PARIS, France — Heron Preston may not be a well-known name in mainstream fashion, like he is in the streetwear community, but the 36-year-old American designer is betting that’s all going to change this Tuesday on the runway in Paris.
As one of the founding members of the influential (and now defunct) fashion and music collective Been Trill, Preston is distinguished by his focus on sustainability as well as by his famous collaborators and friends, which include Virgil Abloh, Kanye West (for whom he worked) and Nike. His breakthrough moment came in 2016, when he designed a collection for the New York City’s Department of Sanitation. He launched his namesake label with the New Guards Group (which also counts Off-White in its portfolio) in 2017 and made his debut on the Paris runway in January 2019. According to New Guard’s most recent report, his brand generated a profit of €13.8 million Euros ($15.5 million) in the year ending April 30, 2018.
But for many in the industry, Preston is still in the shadow of Abloh and the larger streetwear movement, which has jumped from niche category to industry-wide obsession. Preston’s longtime friends Abloh (Off-White and Louis Vuitton) and Matt Williams (1017 ALYX 9SM), now present some of the most anticipated collections of the season.
So Preston is using his platform on the Paris runways to change the narrative, refining his brand’s identity and pushing the limits of what is considered streetwear. That means producing more than T-shirts and sweatshirts, adding tailoring, too. It means offering more for his female shoppers –though Preston has offered a few women’s pieces since 2017, the Autumn 2019 collection marked the first time he made a substantial women’s line. And it also means an increased focus on environmentally friendly materials, a priority which separates him from his streetwear peers.
This season, Preston introduced new renewable materials such as pineapple leather, recycled nylon and recycled tweed. He also enlisted Dattner Architects to design a low-waste set for his show made only of materials that can be repurposed or recycled. The firm is known for award-winning buildings including the crystalline “Salt Shed” in New York City, a roadworks warehouse where Preston presented his collaboration with the Sanitation department in 2016.
“DIY [do-it-yourself] is defining this streetwear movement now,” said Preston ahead of Tuesday afternoon Spring 2020 Paris show. “I look at the youth as really driving the culture ... They are starting to deconstruct their clothes and piece them back together, creating hybrids of things.”

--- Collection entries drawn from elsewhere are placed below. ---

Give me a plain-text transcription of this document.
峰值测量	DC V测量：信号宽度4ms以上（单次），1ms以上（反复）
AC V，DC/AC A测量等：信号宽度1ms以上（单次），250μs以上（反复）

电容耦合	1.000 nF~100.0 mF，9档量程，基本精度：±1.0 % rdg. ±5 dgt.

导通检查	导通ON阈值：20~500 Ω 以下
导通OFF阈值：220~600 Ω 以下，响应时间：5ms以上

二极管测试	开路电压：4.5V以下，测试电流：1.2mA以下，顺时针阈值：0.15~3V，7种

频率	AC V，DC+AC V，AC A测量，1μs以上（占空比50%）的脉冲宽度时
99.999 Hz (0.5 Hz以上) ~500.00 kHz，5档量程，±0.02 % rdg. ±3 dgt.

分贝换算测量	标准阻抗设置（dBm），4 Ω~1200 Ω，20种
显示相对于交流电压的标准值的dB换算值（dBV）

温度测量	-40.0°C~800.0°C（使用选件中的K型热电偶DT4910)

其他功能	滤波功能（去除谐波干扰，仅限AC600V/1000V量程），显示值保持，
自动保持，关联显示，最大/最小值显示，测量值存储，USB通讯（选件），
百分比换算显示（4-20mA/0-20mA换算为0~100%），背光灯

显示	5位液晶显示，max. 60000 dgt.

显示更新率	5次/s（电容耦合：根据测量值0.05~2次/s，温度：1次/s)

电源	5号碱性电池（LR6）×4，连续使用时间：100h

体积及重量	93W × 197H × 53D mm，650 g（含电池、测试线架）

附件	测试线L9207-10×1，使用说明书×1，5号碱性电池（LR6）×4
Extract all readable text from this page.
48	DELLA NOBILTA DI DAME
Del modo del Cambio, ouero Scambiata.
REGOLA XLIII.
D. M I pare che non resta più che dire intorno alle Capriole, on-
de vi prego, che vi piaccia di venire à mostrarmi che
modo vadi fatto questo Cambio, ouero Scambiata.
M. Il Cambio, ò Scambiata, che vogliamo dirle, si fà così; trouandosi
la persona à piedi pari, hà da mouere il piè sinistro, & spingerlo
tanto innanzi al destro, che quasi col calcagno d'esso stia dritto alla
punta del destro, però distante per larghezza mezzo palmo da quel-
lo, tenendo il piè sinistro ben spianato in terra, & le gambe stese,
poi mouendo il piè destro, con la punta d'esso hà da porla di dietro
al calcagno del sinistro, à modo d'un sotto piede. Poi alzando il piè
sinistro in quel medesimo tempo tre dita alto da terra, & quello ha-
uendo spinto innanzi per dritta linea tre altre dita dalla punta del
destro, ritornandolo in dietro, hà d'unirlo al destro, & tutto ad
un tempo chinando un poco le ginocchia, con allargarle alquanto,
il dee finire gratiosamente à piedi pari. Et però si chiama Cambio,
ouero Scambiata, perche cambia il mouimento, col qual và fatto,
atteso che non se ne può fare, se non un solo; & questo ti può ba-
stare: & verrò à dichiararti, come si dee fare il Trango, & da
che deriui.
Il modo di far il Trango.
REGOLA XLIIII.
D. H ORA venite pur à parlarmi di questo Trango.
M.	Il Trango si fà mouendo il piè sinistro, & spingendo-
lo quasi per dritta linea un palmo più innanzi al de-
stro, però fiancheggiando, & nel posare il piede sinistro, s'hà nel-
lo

Preston is taking DIY seriously on the runway, too. On Tuesday he will present a new collaboration with Sami Miró, a designer, influencer and internet It-Girl known for tweaking and redesigning vintage looks. She used that approach on denim pieces from past Heron Preston collections, some of which will feature logo-heavy patchworks.
Other collaborators for the Spring 2020 collection include Levi’s, which worked with Preston last season, Gortex and New York-based painter Robert Nava.
“I’m really trying to push proportions that you might see on the runway, really elevating and going above and beyond what you might see on an everyday person on the street,” he said, describing his debut in January as too safe and too commercial.
Preston wants his Paris audience to think differently about him, and the streetwear category as a whole. “It’s redefining expectations and pushing the boundaries of a box that streetwear designers fall in,” he said. “I’m really interested in opening new doors within the category.”